Na święcie dziękczynienia za tegoroczne plony można było zobaczyć obfitość chleba, owoców, warzyw i kwiatów oraz gest dzielenia się tym, co otrzymaliśmy z ziemi. Ważny gest, który warto przenieść w codzienność. Towarzyszyła mu modlitwa rolników: "aby po pracy na polu lepsi wracali do domów".
Wiele spośród żniwnych kłosów i ziaren ułożyły się w piękne, wręcz artystycznie wykonane kompozycje i wieńce dożynkowe, inne stały się chlebem, inne wreszcie białą hostią na Eucharystię. Mszy św. w sierpeckim skansenie przewodniczył bp Mirosław Milewski. On też poświęcił 85 żniwnych wieńców z powiatów województwa mazowieckiego, z dekanatów i parafii diecezji płockiej, a zwłaszcza z Sierpca i okolic. Wiele kompozycji nawiązywało do tematyki patriotycznej i narodowej przypominając o roku 100. rocznicy odzyskania niepodległości. Chyba wszystkie wieńce były zwieńczone krzyżem, niektóre miały symbole eucharystyczne i maryjne, bądź nawiązywały do postaci św. Stanisława Kostki. Niektóre wreszcie swymi rozmiarami przypominały kapliczki. Nie zabrakło wieńców wykonanych z wielkim artyzmem, które przedstawiały m.in. siewcę, Madonnę Częstochowską czy studnię.

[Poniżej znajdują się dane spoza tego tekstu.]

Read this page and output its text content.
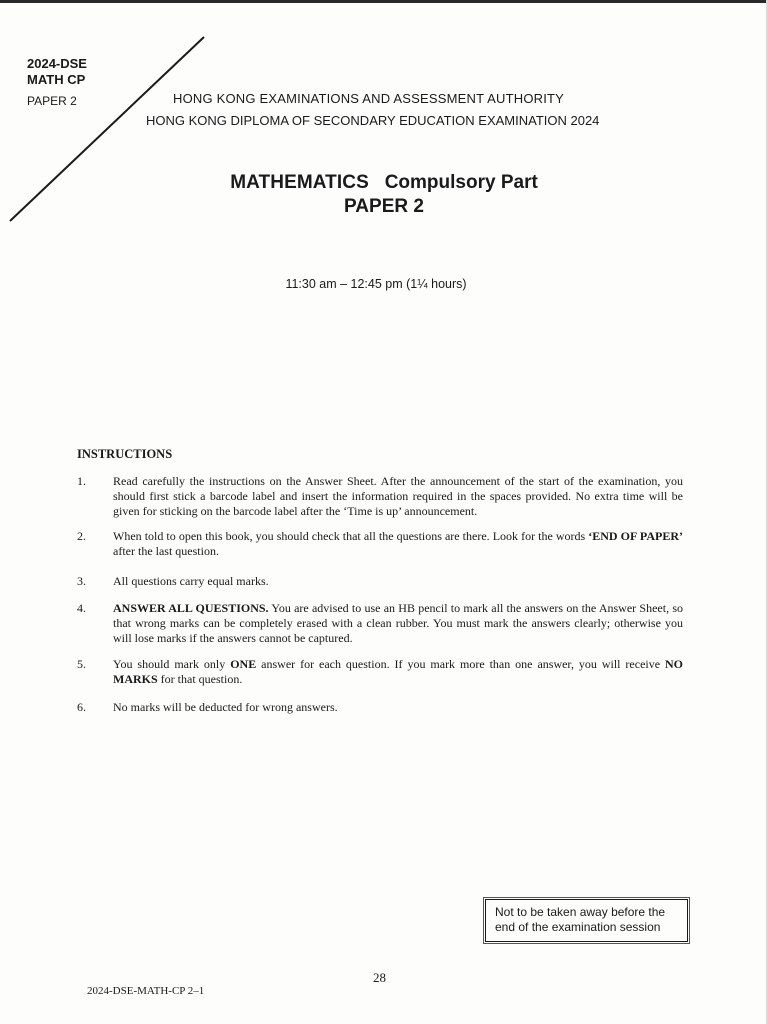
2024-DSE
MATH CP
PAPER 2	HONG KONG EXAMINATIONS AND ASSESSMENT AUTHORITY
HONG KONG DIPLOMA OF SECONDARY EDUCATION EXAMINATION 2024
MATHEMATICS Compulsory Part
PAPER 2
11:30 am – 12:45 pm (1¼ hours)
INSTRUCTIONS
1.	Read carefully the instructions on the Answer Sheet. After the announcement of the start of the examination, you should first stick a barcode label and insert the information required in the spaces provided. No extra time will be given for sticking on the barcode label after the ‘Time is up’ announcement.
2.	When told to open this book, you should check that all the questions are there. Look for the words ‘END OF PAPER’ after the last question.
3.	All questions carry equal marks.
4.	ANSWER ALL QUESTIONS. You are advised to use an HB pencil to mark all the answers on the Answer Sheet, so that wrong marks can be completely erased with a clean rubber. You must mark the answers clearly; otherwise you will lose marks if the answers cannot be captured.
5.	You should mark only ONE answer for each question. If you mark more than one answer, you will receive NO MARKS for that question.
6.	No marks will be deducted for wrong answers.
Not to be taken away before the end of the examination session
28
2024-DSE-MATH-CP 2–1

- Pamiętając o pięknej tradycji, w czasie naszych diecezjalno-wojewódzkich dożynek, w uroczystej procesji przynosimy to, czym nas obdarzył tego roku wszechmocny i dobry Bóg. Pragniemy Mu przede wszystkim podziękować, że tak rządził deszczem i słońcem, by nasza mazowiecka ziemia wydała owoce, warzywa i kwiaty, a przede wszystkim zboże do pieczenia pokarmu na codzienne życie. Z tych kłosów wypiekamy także chleb, który w czasie Mszy św. spożywamy dla życia naszej duszy. Naszą modlitwą ogarniamy rolników, ich rodziny i wszystkich pracujących w rolnictwie, sadownictwie, pszczelarstwie, ogrodnictwie, leśnictwie, by zawsze towarzyszyło im Boże błogosławieństwo oraz szacunek i wdzięczność ludzi, dla których trudzą się, by wyrosło zboże na chleb - mówił ks. biskup w kazaniu.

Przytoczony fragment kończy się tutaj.